Trucks and distribution centers are dominated by foreign or imported rice, stirring public concern about the impact of such a move.
What is worsening the issue are the people involved, who are policymakers and government officials. For many concerned Ghanaians, the sight has become an uncomfortable contradiction at a time when warehouses across the country reportedly hold thousands of tonnes of locally produced rice struggling to find buyers.
The irony is difficult to miss since successive governments have encouraged citizens to patronise Made-in-Ghana products and invested heavily in boosting domestic rice production. However, flood relief items funded by public officials are alleged to be relying on imported brands instead.
To be fair, for politicians who received the imported goods as a donation, it can be pardoned since they had less control over the donation. However, for these MPs and government officials sponsoring the purchase themselves, prioritizing foreign rice over local rice is highly untenable.
Buying from the local rice producers goes beyond just symbolism. Every bag of foreign rice purchased for relief represents a missed opportunity to support local farmers, millers, transporters, and rural economies.
Redirecting government-sponsored relief procurement to locally produced rice would not only provide immediate food assistance to disaster victims but also inject much-needed demand into Ghana‘s rice value chain.
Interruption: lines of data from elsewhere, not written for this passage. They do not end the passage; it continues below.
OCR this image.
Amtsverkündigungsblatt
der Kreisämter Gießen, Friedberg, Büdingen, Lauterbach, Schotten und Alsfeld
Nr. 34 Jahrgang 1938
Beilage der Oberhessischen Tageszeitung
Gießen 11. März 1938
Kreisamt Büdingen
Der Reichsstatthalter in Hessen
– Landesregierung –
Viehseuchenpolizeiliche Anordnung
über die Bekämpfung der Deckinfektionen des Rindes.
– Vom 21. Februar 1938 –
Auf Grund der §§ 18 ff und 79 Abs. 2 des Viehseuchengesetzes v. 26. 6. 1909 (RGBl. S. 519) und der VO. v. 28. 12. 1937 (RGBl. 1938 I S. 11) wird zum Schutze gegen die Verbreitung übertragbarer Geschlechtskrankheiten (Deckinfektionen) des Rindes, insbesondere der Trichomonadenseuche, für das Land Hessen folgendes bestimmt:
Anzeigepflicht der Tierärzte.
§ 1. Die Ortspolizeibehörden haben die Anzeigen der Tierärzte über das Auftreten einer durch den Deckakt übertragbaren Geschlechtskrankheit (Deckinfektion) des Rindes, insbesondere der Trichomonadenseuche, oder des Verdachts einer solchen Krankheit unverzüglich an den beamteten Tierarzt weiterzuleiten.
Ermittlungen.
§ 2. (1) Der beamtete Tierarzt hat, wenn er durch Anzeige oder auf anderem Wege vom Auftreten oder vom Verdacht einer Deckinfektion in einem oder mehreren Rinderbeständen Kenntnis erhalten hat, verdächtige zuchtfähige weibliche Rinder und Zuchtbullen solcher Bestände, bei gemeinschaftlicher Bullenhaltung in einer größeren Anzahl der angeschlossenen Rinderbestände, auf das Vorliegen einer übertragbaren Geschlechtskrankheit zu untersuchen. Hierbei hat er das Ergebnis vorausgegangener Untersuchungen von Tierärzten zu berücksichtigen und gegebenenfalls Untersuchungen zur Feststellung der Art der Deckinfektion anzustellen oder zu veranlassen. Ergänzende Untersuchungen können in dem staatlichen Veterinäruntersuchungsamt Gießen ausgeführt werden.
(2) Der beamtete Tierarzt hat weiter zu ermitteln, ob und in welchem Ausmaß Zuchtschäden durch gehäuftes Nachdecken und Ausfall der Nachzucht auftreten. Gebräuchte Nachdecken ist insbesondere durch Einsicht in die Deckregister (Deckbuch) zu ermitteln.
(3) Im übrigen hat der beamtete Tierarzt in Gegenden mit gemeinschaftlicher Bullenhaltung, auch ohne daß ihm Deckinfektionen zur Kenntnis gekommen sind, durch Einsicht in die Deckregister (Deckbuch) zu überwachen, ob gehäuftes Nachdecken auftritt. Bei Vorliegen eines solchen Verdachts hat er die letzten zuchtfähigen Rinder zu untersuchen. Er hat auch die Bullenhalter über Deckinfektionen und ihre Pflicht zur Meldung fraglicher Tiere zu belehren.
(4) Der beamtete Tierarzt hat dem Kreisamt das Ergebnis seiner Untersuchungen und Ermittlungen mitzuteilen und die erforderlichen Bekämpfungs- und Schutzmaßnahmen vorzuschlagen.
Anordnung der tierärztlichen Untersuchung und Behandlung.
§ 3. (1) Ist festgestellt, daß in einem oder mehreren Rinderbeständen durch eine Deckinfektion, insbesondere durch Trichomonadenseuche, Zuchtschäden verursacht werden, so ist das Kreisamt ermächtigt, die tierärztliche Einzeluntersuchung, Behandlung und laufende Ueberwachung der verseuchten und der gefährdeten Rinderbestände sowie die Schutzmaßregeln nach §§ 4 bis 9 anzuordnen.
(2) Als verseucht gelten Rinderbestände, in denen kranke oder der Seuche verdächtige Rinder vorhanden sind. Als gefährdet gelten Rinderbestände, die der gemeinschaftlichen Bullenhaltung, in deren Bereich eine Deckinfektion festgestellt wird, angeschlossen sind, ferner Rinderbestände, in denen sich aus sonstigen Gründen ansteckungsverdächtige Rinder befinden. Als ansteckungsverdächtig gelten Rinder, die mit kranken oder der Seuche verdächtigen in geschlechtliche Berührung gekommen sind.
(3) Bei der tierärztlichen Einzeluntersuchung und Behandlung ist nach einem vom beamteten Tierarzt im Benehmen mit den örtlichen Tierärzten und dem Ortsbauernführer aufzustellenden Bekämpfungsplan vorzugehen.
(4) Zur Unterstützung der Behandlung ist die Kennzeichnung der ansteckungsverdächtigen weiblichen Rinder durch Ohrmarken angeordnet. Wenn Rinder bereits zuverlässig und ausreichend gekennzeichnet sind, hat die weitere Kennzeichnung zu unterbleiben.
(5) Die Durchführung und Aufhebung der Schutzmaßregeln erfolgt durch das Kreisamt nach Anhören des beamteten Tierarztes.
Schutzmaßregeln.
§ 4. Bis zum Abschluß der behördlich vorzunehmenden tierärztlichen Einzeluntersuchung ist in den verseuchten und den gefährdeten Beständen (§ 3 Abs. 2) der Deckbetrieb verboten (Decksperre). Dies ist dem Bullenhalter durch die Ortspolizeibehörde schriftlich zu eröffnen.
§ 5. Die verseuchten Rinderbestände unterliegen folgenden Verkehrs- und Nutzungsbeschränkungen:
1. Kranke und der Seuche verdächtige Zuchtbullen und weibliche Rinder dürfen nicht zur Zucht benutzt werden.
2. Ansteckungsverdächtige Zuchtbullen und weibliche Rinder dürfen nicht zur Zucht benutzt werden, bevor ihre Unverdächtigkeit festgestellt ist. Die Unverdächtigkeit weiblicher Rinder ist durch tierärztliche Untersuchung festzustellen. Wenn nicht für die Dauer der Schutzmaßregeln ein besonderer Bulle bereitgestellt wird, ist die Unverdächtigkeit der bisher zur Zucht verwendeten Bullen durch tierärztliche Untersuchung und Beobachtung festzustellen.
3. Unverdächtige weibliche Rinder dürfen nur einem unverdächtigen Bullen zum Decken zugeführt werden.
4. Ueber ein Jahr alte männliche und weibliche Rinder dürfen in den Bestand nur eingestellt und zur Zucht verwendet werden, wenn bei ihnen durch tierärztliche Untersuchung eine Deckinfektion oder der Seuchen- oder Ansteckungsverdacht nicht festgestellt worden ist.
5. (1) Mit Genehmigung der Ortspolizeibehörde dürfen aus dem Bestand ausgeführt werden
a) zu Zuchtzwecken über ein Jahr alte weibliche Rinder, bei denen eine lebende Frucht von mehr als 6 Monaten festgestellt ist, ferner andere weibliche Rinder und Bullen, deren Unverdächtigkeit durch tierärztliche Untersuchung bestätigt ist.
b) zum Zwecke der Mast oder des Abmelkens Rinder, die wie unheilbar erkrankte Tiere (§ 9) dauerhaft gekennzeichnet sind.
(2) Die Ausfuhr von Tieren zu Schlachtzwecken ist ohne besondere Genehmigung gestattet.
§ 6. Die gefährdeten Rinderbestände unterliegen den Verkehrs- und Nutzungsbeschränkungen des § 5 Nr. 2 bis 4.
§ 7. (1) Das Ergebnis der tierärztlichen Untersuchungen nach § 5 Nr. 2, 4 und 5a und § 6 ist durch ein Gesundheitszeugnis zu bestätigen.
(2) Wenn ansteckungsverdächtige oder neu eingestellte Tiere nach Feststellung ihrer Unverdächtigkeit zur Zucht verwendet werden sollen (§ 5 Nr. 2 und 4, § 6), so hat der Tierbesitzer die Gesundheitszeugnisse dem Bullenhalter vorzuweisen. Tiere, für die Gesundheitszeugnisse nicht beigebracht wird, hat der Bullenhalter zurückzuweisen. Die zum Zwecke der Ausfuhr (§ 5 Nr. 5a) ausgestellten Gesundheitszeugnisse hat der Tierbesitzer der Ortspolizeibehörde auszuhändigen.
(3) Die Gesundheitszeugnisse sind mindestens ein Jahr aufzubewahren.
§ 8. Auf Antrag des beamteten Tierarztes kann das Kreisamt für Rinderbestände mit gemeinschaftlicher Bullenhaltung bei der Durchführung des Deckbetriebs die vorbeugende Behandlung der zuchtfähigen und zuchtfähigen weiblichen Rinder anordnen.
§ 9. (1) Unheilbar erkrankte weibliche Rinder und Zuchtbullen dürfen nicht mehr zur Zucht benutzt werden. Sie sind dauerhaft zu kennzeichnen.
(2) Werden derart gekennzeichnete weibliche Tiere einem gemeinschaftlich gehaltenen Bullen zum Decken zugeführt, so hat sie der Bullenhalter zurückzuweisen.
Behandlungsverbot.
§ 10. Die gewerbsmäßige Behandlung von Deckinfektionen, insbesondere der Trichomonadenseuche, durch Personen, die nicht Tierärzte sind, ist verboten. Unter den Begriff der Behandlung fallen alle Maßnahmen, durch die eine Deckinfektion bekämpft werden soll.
There is therefore a need for an immediate and deliberate government policy directing all state-sponsored relief items to prioritize local production.
Such a policy could help clear unsold stocks sitting in warehouses, improve farmers’ incomes, encourage increased production, and reduce post-harvest losses. It would also keep more money circulating within the domestic economy instead of financing imports, while strengthening confidence in the quality of Ghanaian rice.
The floods, though they caused significant devastation, present an opportunity for the government to align emergency response with its broader economic objectives. A clear directive requiring all government-funded relief food purchases to prioritise locally produced rice could transform disaster spending into an economic stimulus for the agricultural sector.
For flood victims, a bag of rice is a source of relief. For Ghanaian farmers, it is a source of livelihood. A policy that connects the two would ensure that compassion for affected families also translates into support for the country’s producers.
At a time when the government is seeking to boost local production, create jobs and reduce import dependence, ensuring that public relief purchases begin with Ghana-grown rice may be one of the simplest and most meaningful policy decisions it can make.